Kini gelap telah menggantikan merah, waktu eksekusi yang ditetapkan telah lewat dua menit. Matahari pun telah membenamkan wajahnya melalui sela-sela gedung pencakar langit yang berdiri kokoh. Sayup-sayup suara burung menghilang berganti teriakan lirih seorang manusia keblinger yang mendamba kejayaan dan kemakmuran. Seorang yang berani meneriakan visinya dan mengacungkannya tinggi-tinggi di tengah alam Indonesia yang masih bermental kerdil. Teriakan itu berasal dari tenggorokan seorang manusia yang sudah hampir habis jatah hidupnya tanpa bisa mewujudkan mimpinya. Itulah teriakan putus asa sekaligus penuh harap seorang anak manusia.

“JAYALAH INDONESIAKU… !!!” dari kejauhan terdengar pekikan Sang Presiden membahana memenuhi seluruh lapangan Monas.
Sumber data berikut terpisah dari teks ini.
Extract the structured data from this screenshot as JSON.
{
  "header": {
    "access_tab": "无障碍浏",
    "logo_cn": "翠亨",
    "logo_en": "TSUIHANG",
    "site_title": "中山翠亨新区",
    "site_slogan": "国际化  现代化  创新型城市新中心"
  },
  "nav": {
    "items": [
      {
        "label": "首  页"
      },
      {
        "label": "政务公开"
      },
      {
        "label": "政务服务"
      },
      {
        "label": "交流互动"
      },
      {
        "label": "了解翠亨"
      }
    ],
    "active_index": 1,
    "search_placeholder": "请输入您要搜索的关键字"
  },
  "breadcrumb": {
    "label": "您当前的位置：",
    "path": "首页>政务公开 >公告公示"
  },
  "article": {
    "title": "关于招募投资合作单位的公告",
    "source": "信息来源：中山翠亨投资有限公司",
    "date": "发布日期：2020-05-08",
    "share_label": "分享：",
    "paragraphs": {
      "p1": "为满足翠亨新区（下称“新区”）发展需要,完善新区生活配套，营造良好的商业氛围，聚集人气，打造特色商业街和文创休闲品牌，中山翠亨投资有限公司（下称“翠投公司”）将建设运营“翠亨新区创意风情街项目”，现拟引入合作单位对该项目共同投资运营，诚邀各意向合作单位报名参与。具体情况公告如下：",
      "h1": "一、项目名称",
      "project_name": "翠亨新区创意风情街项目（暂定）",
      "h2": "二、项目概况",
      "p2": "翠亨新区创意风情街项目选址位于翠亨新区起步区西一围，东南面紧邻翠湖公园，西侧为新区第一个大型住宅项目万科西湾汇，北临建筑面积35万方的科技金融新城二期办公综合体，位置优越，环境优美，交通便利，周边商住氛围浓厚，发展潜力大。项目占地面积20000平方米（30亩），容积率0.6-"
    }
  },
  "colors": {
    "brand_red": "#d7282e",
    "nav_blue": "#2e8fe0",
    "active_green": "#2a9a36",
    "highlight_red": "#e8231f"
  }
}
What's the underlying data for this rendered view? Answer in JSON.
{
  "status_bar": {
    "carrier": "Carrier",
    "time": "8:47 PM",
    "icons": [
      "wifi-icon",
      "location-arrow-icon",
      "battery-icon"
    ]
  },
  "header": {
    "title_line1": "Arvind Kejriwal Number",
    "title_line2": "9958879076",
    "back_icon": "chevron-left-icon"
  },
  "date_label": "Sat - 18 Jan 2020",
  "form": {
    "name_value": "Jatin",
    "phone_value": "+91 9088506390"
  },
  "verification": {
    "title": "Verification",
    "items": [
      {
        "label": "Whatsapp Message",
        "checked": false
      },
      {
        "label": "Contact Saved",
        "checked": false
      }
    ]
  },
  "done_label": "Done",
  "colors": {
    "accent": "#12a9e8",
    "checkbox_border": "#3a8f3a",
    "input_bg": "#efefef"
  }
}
Semangatnya bahkan meluap keluar membanjiri seluruh kampung-kampung pinggiran kota Jakarta kemudian hingga ke seluruh pelosok terpencil negeri Indonesia Raya ini. Seluruh orang yang menyaksikan detik-detik itu terkesiap dalam satu sapuan. Hilang seluruh ingatan tentang tragedi PKI pada tahun 1966, hilang seluruh ingatan tentang kekacauan reformasi pada tahun 1998 dan hilang seluruh ingatan tentang krisis energi dan ekonomi besar-besaran yang menyebabkan 7 tahun Indonesia mengalami vakum kekuasaan pada tahun 2025. Belum pernah lagi rakyat Indonesia mendengar pekikan pengobar semangat seperti ini selama seratus tahun terakhir sejak Bung Tomo mengobarkan Surabaya dengan api semangat yang tak pernah padam dalam hati arek-arek suroboyo pada hari bergugurannya para pahlawan. Sesungguhnya rakyat Indonesia masih sangat rindu untuk dikobarkan semangatnya. Dan pada detik itu angin masih enggan untuk berhembus.

“DORR..DORR..”

Terdengar sepuluh suara tembakan dikeluarkan dari sepuluh senapan laras panjang pada waktu yang hampir bersamaan. Dan pekikan itu akhirnya padam sebelum waktunya.

Rakyat kecil tidak pernah mengerti apa itu ideologi, kenapa harus Pancasila, syariat, kapitalis atau sosialis? Namun yang jelas, selama besok masih bisa tersedia sepotong tempe dan sebakul nasi di meja makan, ideologi apapun tidak jadi masalah. Sang Presiden macam apapun asalkan mau memberi makan rakyatnya adalah presiden yang baik menurut mereka. Entah siapa Sang Presiden itu, bisa aku, kamu, atau anak lain yang tumbuh dengan membawa visi.